After that, the US-China trade war heated up and both countries imposed the additional tariffs of over 100%. But the US and China agreed to suspend the start of the tariffs for 90 days at the meeting in May 2025. In October, they agreed to suspend the implementation of the tariffs for another year. The situation temporarily settled down.
But the US-China trade is not completely resolved. As of the end of 2025, the US and China are imposing tariffs on each other. China still imposes a 10% tariff on LPG from the US. The US-China trade might reignite anytime and the situation remains unstable.
Therefore, Chinese importers are avoiding importing LPG from the US. As of September 2025, the ratio of US LPG declined to around 25% of its total imports. Instead, China increased imports from Canada and Australia as well as the Middle East.
On the other hand, as China decreased imports from the US, US exporters are trying to find new customers in Asia.
LPG from Houston, Texas in the US is transported on the westbound route to the Far East including Japan and China via the Panama Canal, or on the eastbound route to Europe, South Asia and Southeast Asia via the Cape of Good Hope in Africa without passing through the Panama Canal.
With LPG exports on the westbound route via the Panama Canal decreasing, US exporters are trying to increase exports to South Asia and Southeast Asia on the eastbound route. The next target is India, which is the second-largest LPG importer after China.
Due to pressure from the US, India decided to import around 2.00mil mt of LPG from the US in fiscal year 2026.In this situation, three Indian state-run importers decided to procure US LPG from Chevron, Phillips 66 and TotalEnergies. US exporters plan to intensity LPG supply capacity from 2026 and are likely to offer to India actively.
Middel East gas producing counties are wary of the situation. LPG imports from the Middel East including the United Arab Emirates (UAE), Qatar, Saudi Arabia and Kuwait account for more than 90% of total LPG imports in India. Some Middle East gas producing countries are nervus about sales promotion to India by the US.

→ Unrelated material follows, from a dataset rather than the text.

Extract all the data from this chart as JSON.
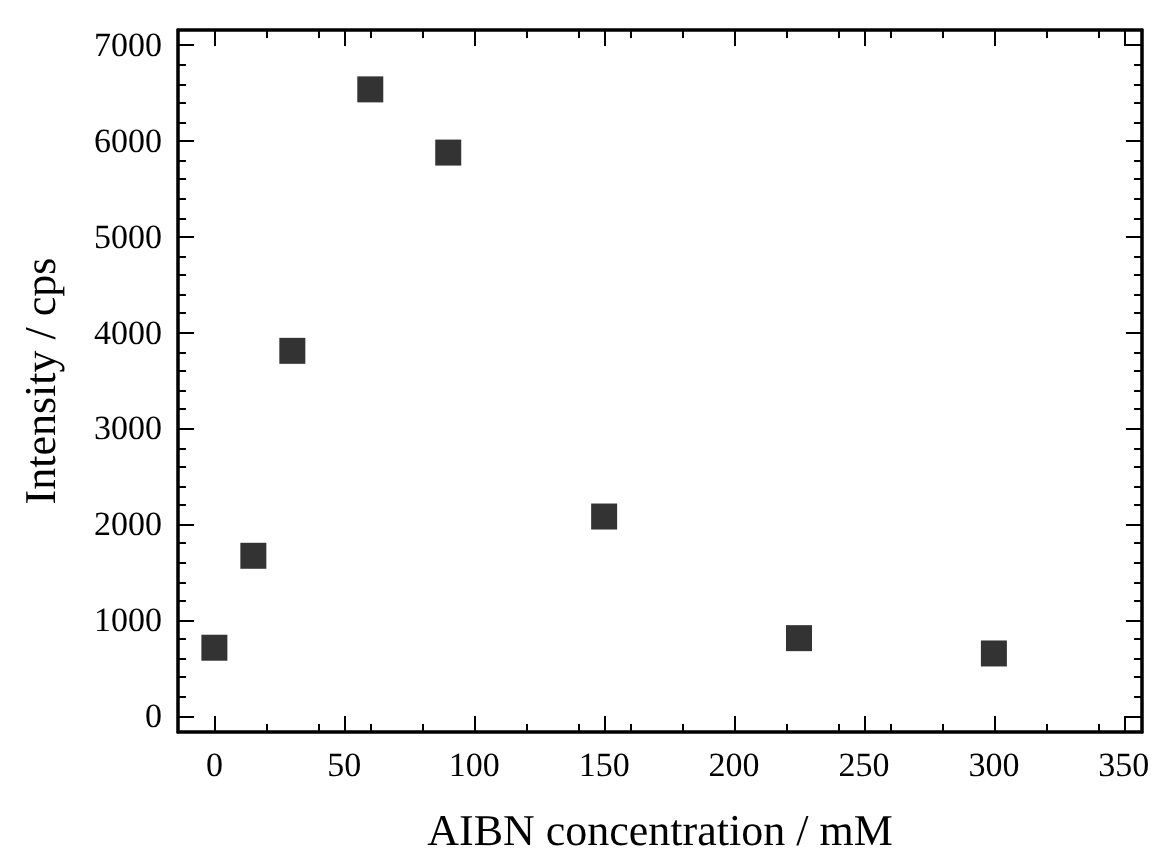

Saudi Aramco set the CP, contract price to term customers in Asia, at $495 for propane and at $485 for butane for December 2025. These prices rose from the previous month but are well below $635 for propane and $630 for butane in December 2024. This shows its intention to compete with the US. In 2026, sales competition between the Middle East and the US might heighten in Asia, where demand is forecast to grow.